Leveraging APIs to reach your data

Version 1

    At Tableau we have an obvious need for reporting on data quickly and easily. To provide such a service we typically load our data into tailored internal databases to query the data faster. When the data isn’t pre-loaded into our databases, users can use the wonderfully built data connectors to connect to and query the data they need.

                    However, there are times when this system does not work perfectly. When building the databases it is difficult to know which data to load and which to leave out. If the database wasn’t built right the first time, it is non-trivial to make changes to this production system. It is inherently difficult to know which data you need and what questions you will ask, before you have access to the data. This is typically a perfect time for use of our data connectors, however in particular circumstances it can be very time consuming for the connectors to join all of your data together, when all you need are a few dozen fields.

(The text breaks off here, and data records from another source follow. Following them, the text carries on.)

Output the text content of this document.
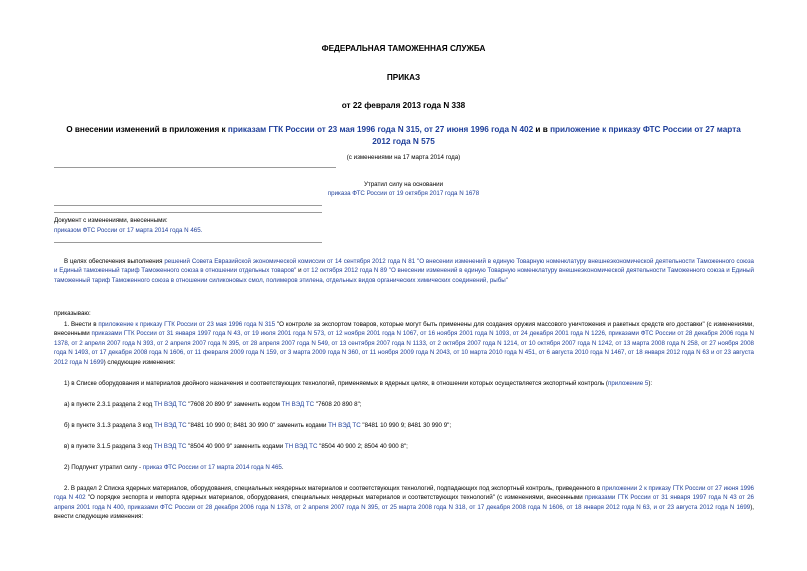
ФЕДЕРАЛЬНАЯ ТАМОЖЕННАЯ СЛУЖБА
ПРИКАЗ
от 22 февраля 2013 года N 338
О внесении изменений в приложения к приказам ГТК России от 23 мая 1996 года N 315, от 27 июня 1996 года N 402 и в приложение к приказу ФТС России от 27 марта 2012 года N 575
(с изменениями на 17 марта 2014 года)
Утратил силу на основании
приказа ФТС России от 19 октября 2017 года N 1678
Документ с изменениями, внесенными:
приказом ФТС России от 17 марта 2014 года N 465.
В целях обеспечения выполнения решений Совета Евразийской экономической комиссии от 14 сентября 2012 года N 81 "О внесении изменений в единую Товарную номенклатуру внешнеэкономической деятельности Таможенного союза и Единый таможенный тариф Таможенного союза в отношении отдельных товаров" и от 12 октября 2012 года N 89 "О внесении изменений в единую Товарную номенклатуру внешнеэкономической деятельности Таможенного союза и Единый таможенный тариф Таможенного союза в отношении силиконовых смол, полимеров этилена, отдельных видов органических химических соединений, рыбы"
приказываю:
1. Внести в приложение к приказу ГТК России от 23 мая 1996 года N 315 "О контроле за экспортом товаров, которые могут быть применены для создания оружия массового уничтожения и ракетных средств его доставки" (с изменениями, внесенными приказами ГТК России от 31 января 1997 года N 43, от 19 июля 2001 года N 573, от 12 ноября 2001 года N 1067, от 16 ноября 2001 года N 1093, от 24 декабря 2001 года N 1226, приказами ФТС России от 28 декабря 2006 года N 1378, от 2 апреля 2007 года N 393, от 2 апреля 2007 года N 395, от 28 апреля 2007 года N 549, от 13 сентября 2007 года N 1133, от 2 октября 2007 года N 1214, от 10 октября 2007 года N 1242, от 13 марта 2008 года N 258, от 27 ноября 2008 года N 1493, от 17 декабря 2008 года N 1606, от 11 февраля 2009 года N 159, от 3 марта 2009 года N 360, от 11 ноября 2009 года N 2043, от 10 марта 2010 года N 451, от 6 августа 2010 года N 1467, от 18 января 2012 года N 63 и от 23 августа 2012 года N 1699) следующие изменения:
1) в Списке оборудования и материалов двойного назначения и соответствующих технологий, применяемых в ядерных целях, в отношении которых осуществляется экспортный контроль (приложение 5):
а) в пункте 2.3.1 раздела 2 код ТН ВЭД ТС "7608 20 890 9" заменить кодом ТН ВЭД ТС "7608 20 890 8";
б) в пункте 3.1.3 раздела 3 код ТН ВЭД ТС "8481 10 990 0; 8481 30 990 0" заменить кодами ТН ВЭД ТС "8481 10 990 9; 8481 30 990 9";
в) в пункте 3.1.5 раздела 3 код ТН ВЭД ТС "8504 40 900 9" заменить кодами ТН ВЭД ТС "8504 40 900 2; 8504 40 900 8";
2) Подпункт утратил силу - приказ ФТС России от 17 марта 2014 года N 465.
2. В раздел 2 Списка ядерных материалов, оборудования, специальных неядерных материалов и соответствующих технологий, подпадающих под экспортный контроль, приведенного в приложении 2 к приказу ГТК России от 27 июня 1996 года N 402 "О порядке экспорта и импорта ядерных материалов, оборудования, специальных неядерных материалов и соответствующих технологий" (с изменениями, внесенными приказами ГТК России от 31 января 1997 года N 43 от 26 апреля 2001 года N 400, приказами ФТС России от 28 декабря 2006 года N 1378, от 2 апреля 2007 года N 395, от 25 марта 2008 года N 318, от 17 декабря 2008 года N 1606, от 18 января 2012 года N 63, и от 23 августа 2012 года N 1699), внести следующие изменения:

                    What we have done to supplement the existing system is to utilize third-party APIs and our Tableau APIs to rapidly prototype the data model and provide the up-to-date data to the business. For a particular business case, we had users trying to report on data in Salesforce that was taking upwards of hours to connect to using the default data connectors. As our solution, we built a Java program that connected to the data using the Salesforce SOAP API and exported the result in a tde using our Data Extract API. The Salesforce API allowed us to query the particular data from an object and many of its relationships. From the result set we can model the data how we wish and export it with our Data Extract API. For the rare case when certain connections were prohibitive, we could either issue separate queries and join the data programmatically, or join the extract with supplemental extracts or preexisting data sources in Tableau Server or our databases. This method enabled us to work closely and iteratively with the business to meet their needs and answer their questions. Updating the code from business feedback took around an hour of turnaround time. Once the extract was approved we took the Java program as a JAR and created a schedule to run it and publish the resulting extract to Tableau Server where all of our users could access the data.

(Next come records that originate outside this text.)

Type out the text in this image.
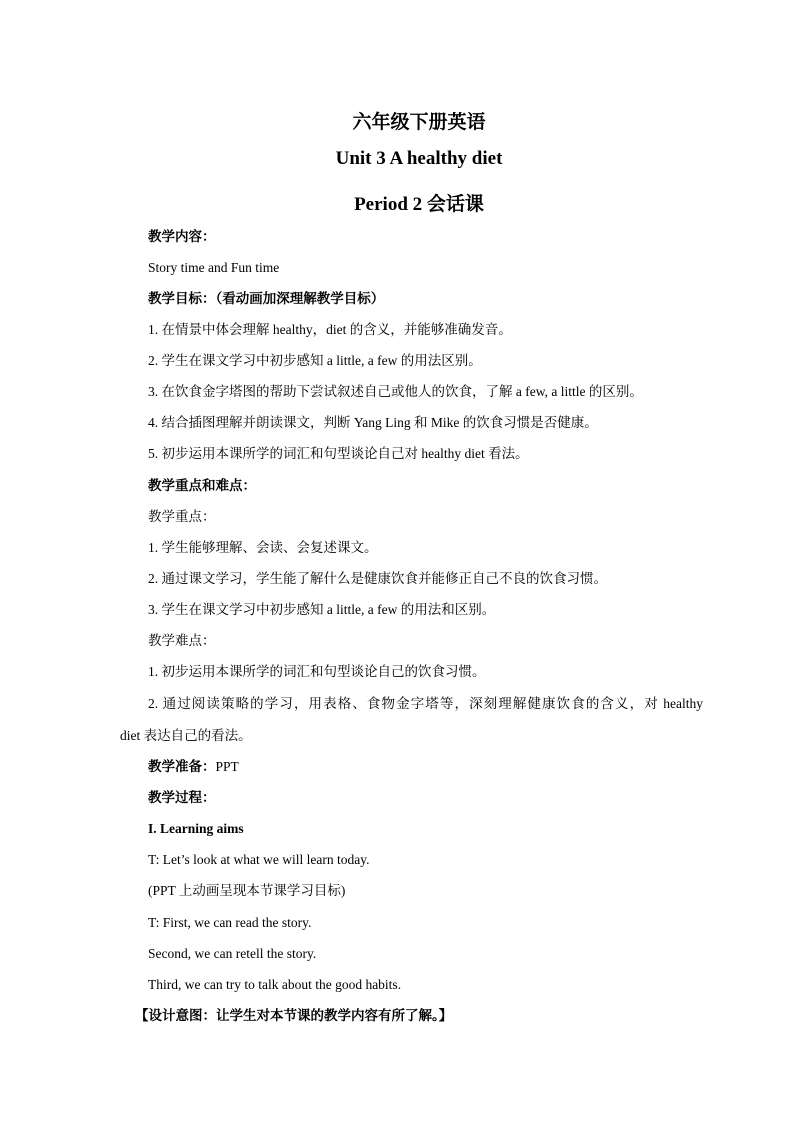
六年级下册英语
Unit 3 A healthy diet
Period 2 会话课
教学内容：
Story time and Fun time
教学目标：（看动画加深理解教学目标）
1. 在情景中体会理解 healthy，diet 的含义，并能够准确发音。
2. 学生在课文学习中初步感知 a little, a few 的用法区别。
3. 在饮食金字塔图的帮助下尝试叙述自己或他人的饮食，了解 a few, a little 的区别。
4. 结合插图理解并朗读课文，判断 Yang Ling 和 Mike 的饮食习惯是否健康。
5. 初步运用本课所学的词汇和句型谈论自己对 healthy diet 看法。
教学重点和难点：
教学重点：
1. 学生能够理解、会读、会复述课文。
2. 通过课文学习，学生能了解什么是健康饮食并能修正自己不良的饮食习惯。
3. 学生在课文学习中初步感知 a little, a few 的用法和区别。
教学难点：
1. 初步运用本课所学的词汇和句型谈论自己的饮食习惯。
2. 通过阅读策略的学习，用表格、食物金字塔等，深刻理解健康饮食的含义，对 healthy
diet 表达自己的看法。
教学准备：PPT
教学过程：
I. Learning aims
T: Let’s look at what we will learn today.
(PPT 上动画呈现本节课学习目标)
T: First, we can read the story.
Second, we can retell the story.
Third, we can try to talk about the good habits.
【设计意图：让学生对本节课的教学内容有所了解。】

                    With our program, we were able to reduce the refresh time from hours, down to minutes for the long queries and seconds for the average case. The resulting product also provides the model for how we need to build our internal database for this data. This solution enables rapid prototyping of data models and works as a temporary or more permanent solution for how users access their data.

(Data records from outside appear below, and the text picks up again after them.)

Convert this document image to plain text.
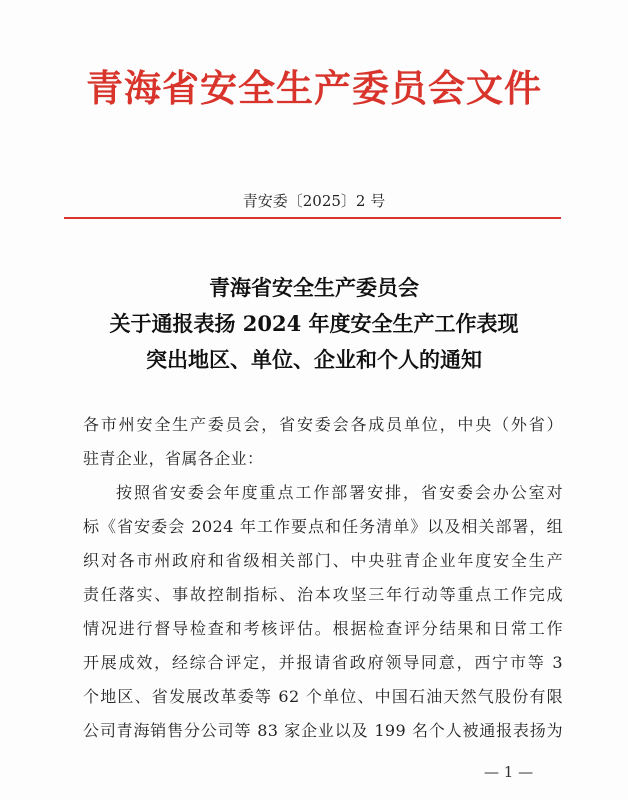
青海省安全生产委员会文件
青安委〔2025〕2 号
青海省安全生产委员会
关于通报表扬 2024 年度安全生产工作表现
突出地区、单位、企业和个人的通知
各市州安全生产委员会，省安委会各成员单位，中央（外省）
驻青企业，省属各企业：
按照省安委会年度重点工作部署安排，省安委会办公室对
标《省安委会 2024 年工作要点和任务清单》以及相关部署，组
织对各市州政府和省级相关部门、中央驻青企业年度安全生产
责任落实、事故控制指标、治本攻坚三年行动等重点工作完成
情况进行督导检查和考核评估。根据检查评分结果和日常工作
开展成效，经综合评定，并报请省政府领导同意，西宁市等 3
个地区、省发展改革委等 62 个单位、中国石油天然气股份有限
公司青海销售分公司等 83 家企业以及 199 名个人被通报表扬为
— 1 —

    Step by step guide to writing a Salesforce to Tableau Server extractor in Java


    1. You will need a user with API permissions to your Salesforce environment, with permissions to all of the objects and fields in Salesforce that you will need.
    2. You will need to get the Salesforce WSDLs from your Salesforce environment, including the Enterprise WSDL.
    3. Transform these WSDLs into JARs
    4. Get the Data Extract API JAR from Tableau
    5. Create a Java program and include the libraries from Tableau and Salesforce
    6. In your program create a Salesforce SOQL API query to retrieve the object you need along with any other objects that has a relationship to it. For particularly lengthy queries, you can set a WHERE clause into the query to speed it up. Some restrictions exist in SOQL language, you can work around them programmatically or with data blending in Tableau. For further reference please use, https://resources.docs.salesforce.com/sfdc/pdf/salesforce_soql_sosl.pdf.
    7. Set a file location on your server for where you want your TDE dumped.
    8. Create a SOAP connection to your Salesforce environment
    9. Create a Tableau table through the extract API with a defined table definition that matches the data you want to be extracting
    10. Execute query through your Salesforce connection
    11. Loop through the records in the query result
    12. Create a new row from the table definition
    13. For every called field, add that field’s value to the row. Load all of the one-to-one object relationship fields first.
    14. Loop through all of the fields in any one-to-many object relationships you called
    15. For every field, check if the query returned anything in the results for that field, if yes then set that result’s value into the row, if no then set that row entry to null to avoid duplicating prior row data in case of null
    16. Insert row into table at end of one-to-many loop
    17. If row has not been inserted prior, then insert row into table at end of the singular result’s record
    18. Check if query result is done, if not done get queryMore from the connection using the query results’ query locator, then loop back through to step 11
    19. Save table with a temp file name
    20. If table was built correctly, delete prior file from previous run
    21. Rename temp save file to the correct file name in the preset file location on the server
    22. Package program as a JAR and copy to server
    23. Create a cmd file to run the JAR
    24. Create a Windows Scheduler task to run the cmd file on a set schedule
    25. Create a PowerShell script that watches the target folder, if anything appears there it uses the first part of the name to determine the project and the rest to determine the data source name then does a tabcmd publish.